The tariff commission, which comes under the ministry of commerce and industry, is an expert body that looks at setting appropriate tariffs for different products and industries keeping in mind the larger economic interests.
“I have got nothing to comment on this,” said petroleum secretary M.S. Srinivasan.
However, another official at the ministry of petroleum and natural gas, who did not wish to be identified, said the tariff commission’s “recommendations have come in and the issue is under consideration”.
Of the 90 million standard cubic metres per day (mscmd) of gas available in the country, around 53mscmd is priced under the administered price mechanism, or APM, where the government sets the price of the product. Of this 53mscmd, around 48mscmd is produced by Oil and Natural Gas Corp. Ltd (ONGC) and 5mscmd by Oil India Ltd (OIL). All of this is sold to government-owned firms in the power and fertilizer business.
The oil firms have been demanding an increase in price to help them finance fresh investments required to improve gas production in these nominated fields and offset losses incurred by selling at a price lower than their cost of production. ONGC said it suffered losses of Rs600 crore in 2006-07 in its gas business. Officials at OIL could not be reached for comment.
“We are expecting the increase to come through in January. We are selling dirt cheap gas and have been asking the government to increase the price of gas for a long time. It is a fair and equitable thing for us to ask as even the costs of operations have gone up phenomenally,” said R.S. Sharma, chairman and managing director, ONGC.
The proposal to raise gas prices was first suggested by the empowered group of ministers, or eGoM, on gas pricing, formed to decide on the pricing of the gas being pumped out of the Krishna-Godavari basin by Reliance Industries Ltd. The petroleum ministry had informed eGoM that it would shortly submit a note to the cabinet asking for an upward revision of APM prices as reported by Mint on 15 September.
The government had, on eGoM’s recommendation, fixed the floor price of gas produced from the Krishna-Godavari basin at $4.20 per mBtu.
While any increase in prices would stem the losses for ONGC and OIL, it would also increase costs for the power and fertilizer sectors, putting pressure on them to raise their prices.

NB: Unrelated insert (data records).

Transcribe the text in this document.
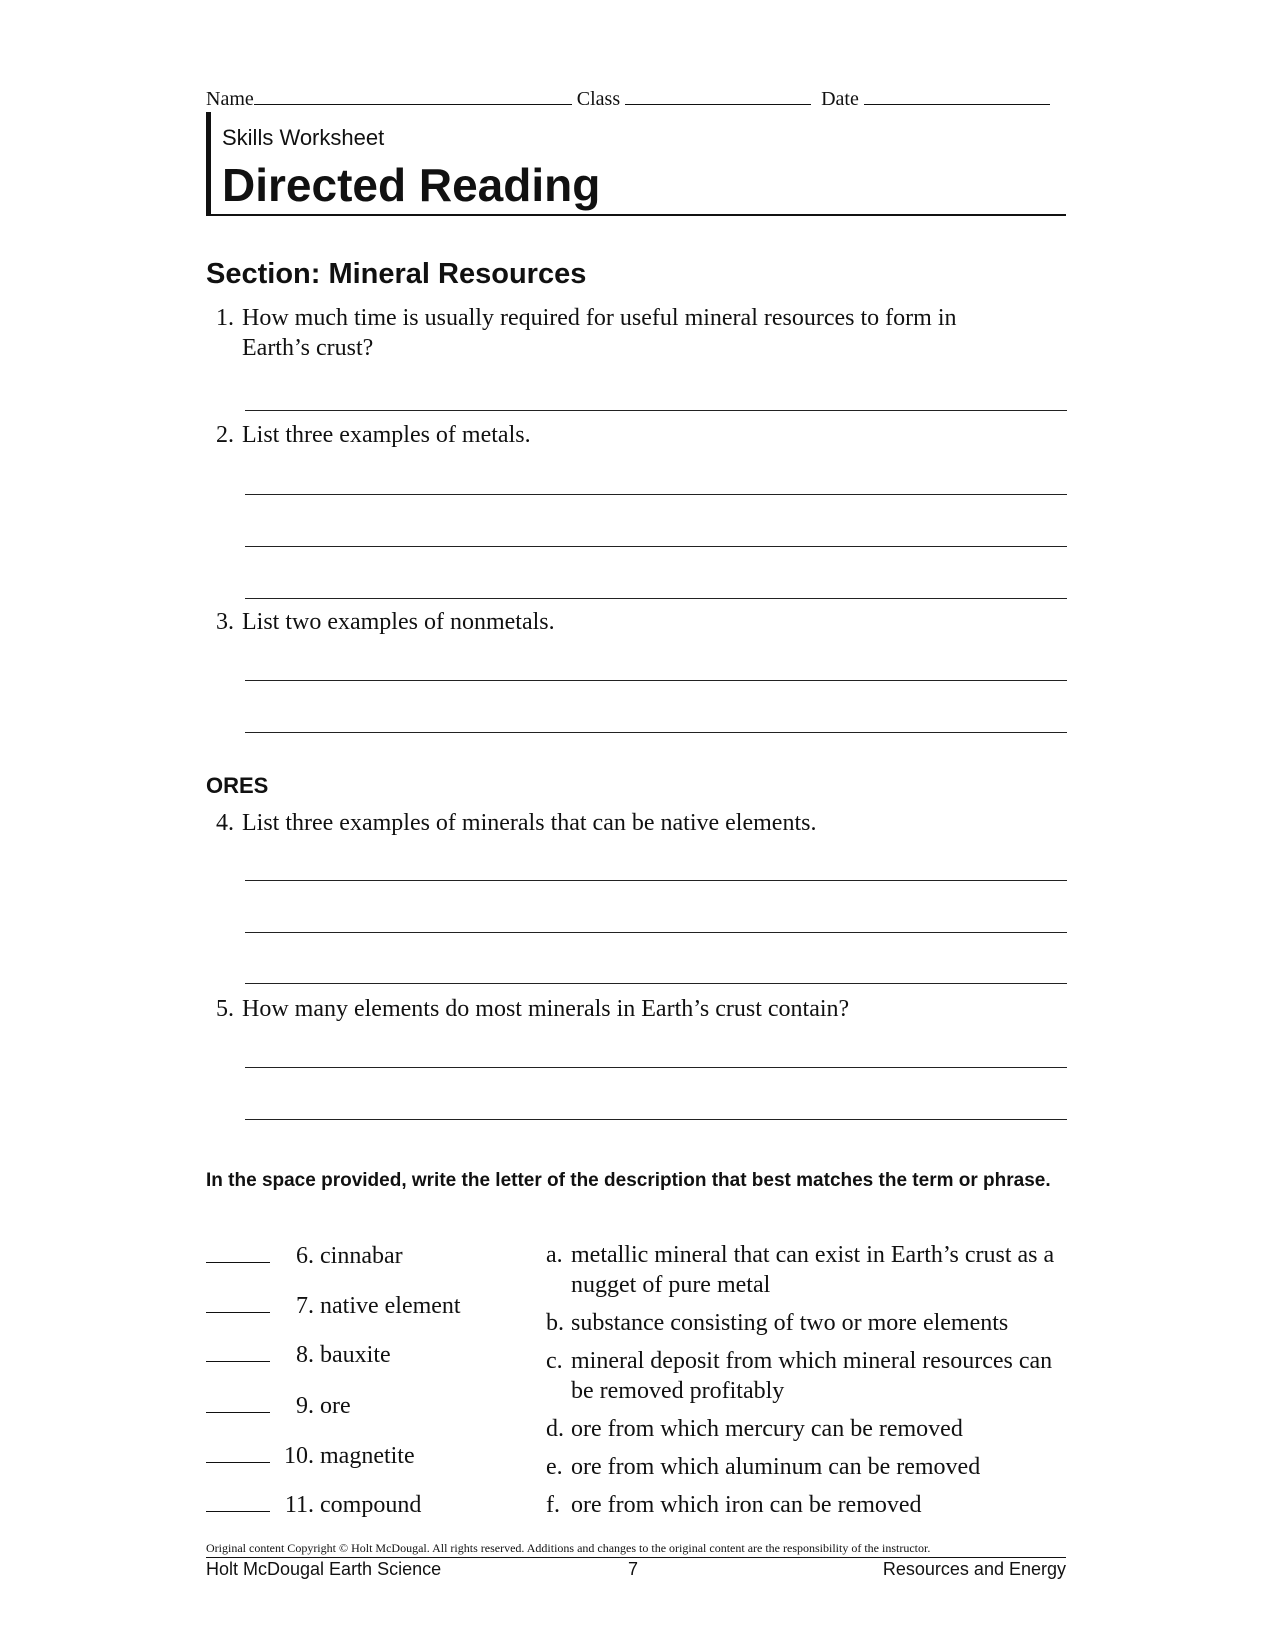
Name	Class	Date
Skills Worksheet
Directed Reading
Section: Mineral Resources
1. How much time is usually required for useful mineral resources to form in Earth’s crust?
2. List three examples of metals.
3. List two examples of nonmetals.
ORES
4. List three examples of minerals that can be native elements.
5. How many elements do most minerals in Earth’s crust contain?
In the space provided, write the letter of the description that best matches the term or phrase.
6. cinnabar
7. native element
8. bauxite
9. ore
10. magnetite
11. compound
a. metallic mineral that can exist in Earth’s crust as a nugget of pure metal
b. substance consisting of two or more elements
c. mineral deposit from which mineral resources can be removed profitably
d. ore from which mercury can be removed
e. ore from which aluminum can be removed
f. ore from which iron can be removed
Original content Copyright © Holt McDougal. All rights reserved. Additions and changes to the original content are the responsibility of the instructor.
Holt McDougal Earth Science	7	Resources and Energy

The power and fertilizer sectors account for 40% and 29%, respectively, of the total gas consumption in India.
“With the APM prices being raised, the cost of generation will go up. In fact, for every $1/unit increase in the cost of gas, the electricity costs will go up by 33-35 paise per unit (kilowatt hour) depending on the dollar-rupee equivalent,” said T. Sankaralingam, chairman and managing director at NTPC Ltd, India’s largest power generation company.
“It would not affect us as it is a pass through for us. But it is for the state power distribution companies to take up the issue, as the price increase would have to be borne by them and, in turn, by the consumers. For the overall interest of the consumers, we will take up this issue with the government,” he added.
R.C. Gupta, deputy director general, The Fertiliser Association of India, an industry body, said the issue was similar for fertilizer companies. “An increase in APM gas price will be a pass through for the industry, but even so, we do not welcome it because it increases our dependence for reimbursement of the subsidy. The move will hit our bottom line as our funds will get locked until the subsidy dues are released by the government.”
According to the government’s revised estimates, the outgo on fertilizer subsidies is estimated at Rs45,500 crore in the current year.
India has a power generation capacity of 135,000MW. Of this 13,400MW is gas-based, and operates at 60% efficiency due to a shortage of the fuel. The country expects to add a generation capacity of 78,577MW by 2012, of which around 4,289MW will come from gas-based projects.
The demand for gas, from fertilizer and power units, is expected to grow substantially to 76.259mscmd and 89mmscmd, respectively, by 2012.
“Any increase in the APM gas prices will have a negative impact on the power sector as the power companies will have to pass on the fuel price to the consumer,” said Shubhranshu Patnaik, an executive director at audit firm PricewaterhouseCoopers.